If T is a set of discrete probability measures on \Omega_\theta, then M = \{ P_\theta| \theta \in T\} is model in the sense discussed above, a mixture model. If T is such that no more than a finite number of coefficients K<\infty is non-zero, it is a finite mixture model.

Bayesian mixtures

A Bayesian mixture model is a mixture model where the random mixing measure \Theta is distributed according to some prior Q. The prior Q is therefore the law of \Theta. In order to generate an infinite mixture model we have to produce a random \Theta and that means two random sequences (c_k) and (\theta_k). By choosing a probability measure G on \Omega_\theta we sample their elements i.i.d.

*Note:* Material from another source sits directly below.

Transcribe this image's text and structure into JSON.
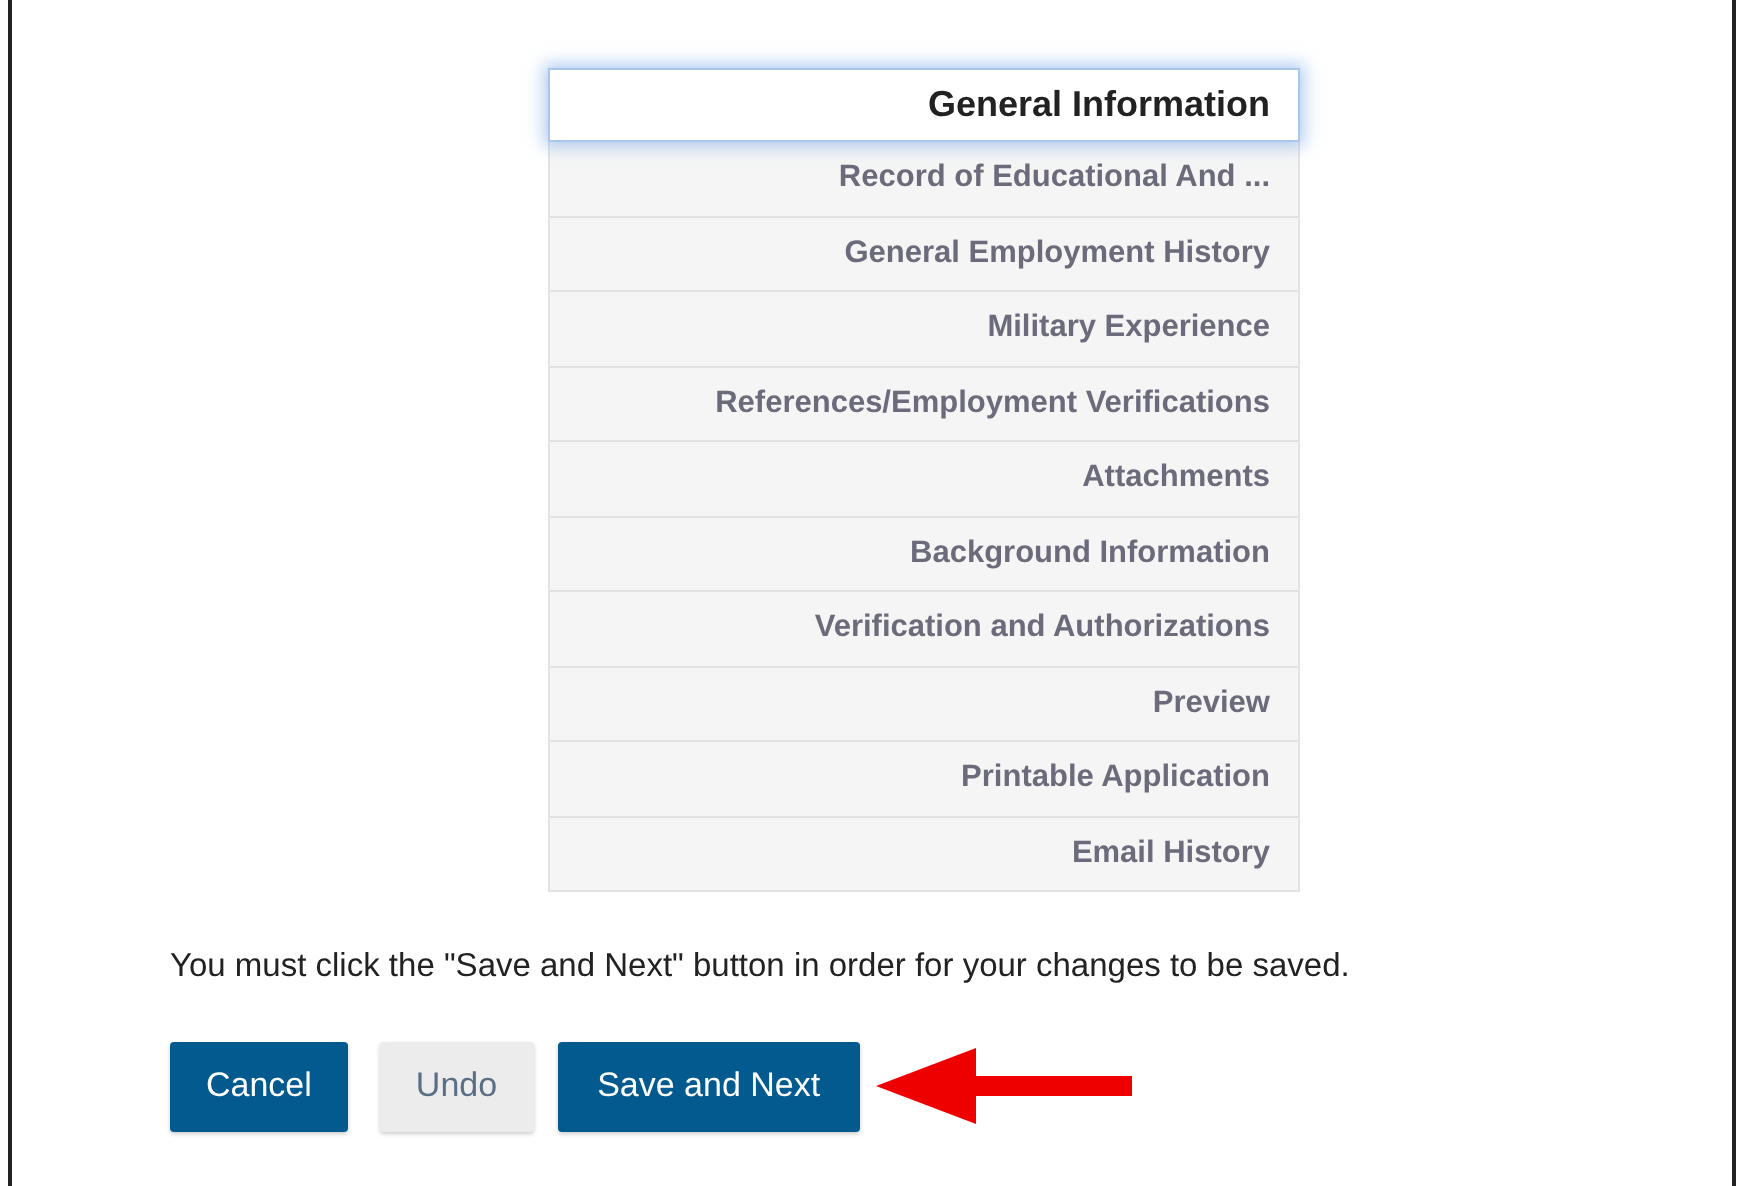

(8)   \begin{equation*} \theta_1, \theta_2, \dots \sim_{\text{iid}} G \end{equation*}

In order to generate the sequence (c_k) we use the stick-breaking construction: We start with a sequence of probability distributions (H_k) on [0,1]. We generate c_1 by sampling H_1. In order to ensure that \sum_k c_k = 1, c_2 has to be drawn from a distribution over [0,1-c_1]. In general, after observing \{c_1,\dots,c_{k-1}\} c_k must be drawn from a distribution over [0,1-c_1\dots -c_{k-1}]. We achieve this by sampling c_k from H_k and scaling with the width of the interval I_k=[0,1-c_1\dots -c_{k-1}]

(9)   \begin{align*} \tilde{c}_k &\sim H_k \\ c_k &= \tilde{c}_k |I_k| \end{align*}

The name stick-breaking construction stems from the fact that one may think of the interval [0,1] as a stick where pieces of length c_k are repeatedly broken off. The basic parameter distribution on [0,1] is the so-called beta distribution \beta. The homogenous random probability measure defined by choosing H_1 = H_2 = \dots the beta distribution is called the dirichlet process

Definition: Dirichlet Process
For \alpha > 0, G a probability measure on \Omega_\theta and \beta the beta distribution, the random discrete probability measure \Theta (as in (1)) generated by

(10)   \begin{align*} &\tilde{c}_1, \tilde{c}_2, \dots \sim_{iid} \beta(1,\alpha) \text{ and }c_k = \tilde{c}_k \prod_{j=1}^{k-1} (1-\tilde{c}_j) \\ &\theta_1, \theta_2, \dots \sim_{iid} G \end{align*}

is called a Dirichlet process DP(\alpha,G) with base measure G and and concentration \alpha.